Il a beau être un opposant syrien, risquer sa peau s'il retourne dans son pays, il est actuellement dans le centre de rétention de Vincennes, sous le coup d'un arrêté d'expulsion. Arrêté le 13 octobre lors d'un contrôle d'identité, Zaher A.*, immigré clandestin en possession d'un passeport syrien, s'est vu notifier une obligation de quitter le territoire par la préfecture de police de Paris. Un recours, déposé par son avocate, Maître Seve Aydin-Izouli, devant le tribunal administratif, a été rejeté ce lundi 17 octobre.

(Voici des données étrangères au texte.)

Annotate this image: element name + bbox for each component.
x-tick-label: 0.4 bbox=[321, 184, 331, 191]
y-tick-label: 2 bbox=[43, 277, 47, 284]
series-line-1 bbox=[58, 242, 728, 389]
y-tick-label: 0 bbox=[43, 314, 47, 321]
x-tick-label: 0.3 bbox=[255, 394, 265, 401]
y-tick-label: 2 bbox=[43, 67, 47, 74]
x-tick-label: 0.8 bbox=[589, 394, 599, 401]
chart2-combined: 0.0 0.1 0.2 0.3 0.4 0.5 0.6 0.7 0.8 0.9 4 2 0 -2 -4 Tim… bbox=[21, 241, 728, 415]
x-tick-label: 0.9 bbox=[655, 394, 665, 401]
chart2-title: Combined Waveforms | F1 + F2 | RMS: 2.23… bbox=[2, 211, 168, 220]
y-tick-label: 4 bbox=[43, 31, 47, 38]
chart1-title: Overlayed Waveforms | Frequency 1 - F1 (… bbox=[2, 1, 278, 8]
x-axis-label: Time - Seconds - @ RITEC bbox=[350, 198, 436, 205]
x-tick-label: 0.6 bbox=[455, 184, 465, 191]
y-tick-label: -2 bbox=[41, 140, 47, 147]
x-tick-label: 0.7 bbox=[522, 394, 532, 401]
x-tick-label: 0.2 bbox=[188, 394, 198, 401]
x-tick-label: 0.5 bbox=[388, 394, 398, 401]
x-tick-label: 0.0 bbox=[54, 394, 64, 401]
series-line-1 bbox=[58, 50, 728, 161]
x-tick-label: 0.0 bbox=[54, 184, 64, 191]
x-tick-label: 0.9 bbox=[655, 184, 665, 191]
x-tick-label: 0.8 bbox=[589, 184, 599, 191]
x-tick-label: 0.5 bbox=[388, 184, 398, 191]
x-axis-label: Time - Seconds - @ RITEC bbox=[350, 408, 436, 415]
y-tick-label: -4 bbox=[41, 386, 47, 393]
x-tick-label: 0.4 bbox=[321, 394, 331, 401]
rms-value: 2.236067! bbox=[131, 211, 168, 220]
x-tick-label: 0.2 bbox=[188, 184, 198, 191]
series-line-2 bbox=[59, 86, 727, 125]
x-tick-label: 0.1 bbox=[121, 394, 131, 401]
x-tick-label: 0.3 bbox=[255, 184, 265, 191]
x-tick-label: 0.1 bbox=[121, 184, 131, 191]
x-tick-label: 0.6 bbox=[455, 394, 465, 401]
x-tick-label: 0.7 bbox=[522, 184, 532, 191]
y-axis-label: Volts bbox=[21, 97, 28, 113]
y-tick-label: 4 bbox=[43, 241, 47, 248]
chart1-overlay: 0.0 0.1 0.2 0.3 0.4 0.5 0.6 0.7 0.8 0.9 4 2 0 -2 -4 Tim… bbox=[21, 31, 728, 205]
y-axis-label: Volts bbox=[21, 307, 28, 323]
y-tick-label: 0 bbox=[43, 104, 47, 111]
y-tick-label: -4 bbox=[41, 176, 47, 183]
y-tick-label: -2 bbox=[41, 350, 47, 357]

Dans les manifestations parisiennes
Dans le jugement, il est notamment reproché à Zaher A., entré avec un visa en septembre 2008 sur le sol suisse, d'être passé clandestinement en France courant 2009 et de ne pas avoir cherché, depuis, à régulariser sa situation. Zaher A. n'a pas fait de démarches en France, où il vivait de menus travaux, car il cherchait à passer en Angleterre où résident des membres de sa famille, explique Maître Seve Aydin-Izouli, qui juge que, quoi que l'on puisse reprocher à ce Syrien, il n'en reste pas moins que cette décision est "absolument inadmissible".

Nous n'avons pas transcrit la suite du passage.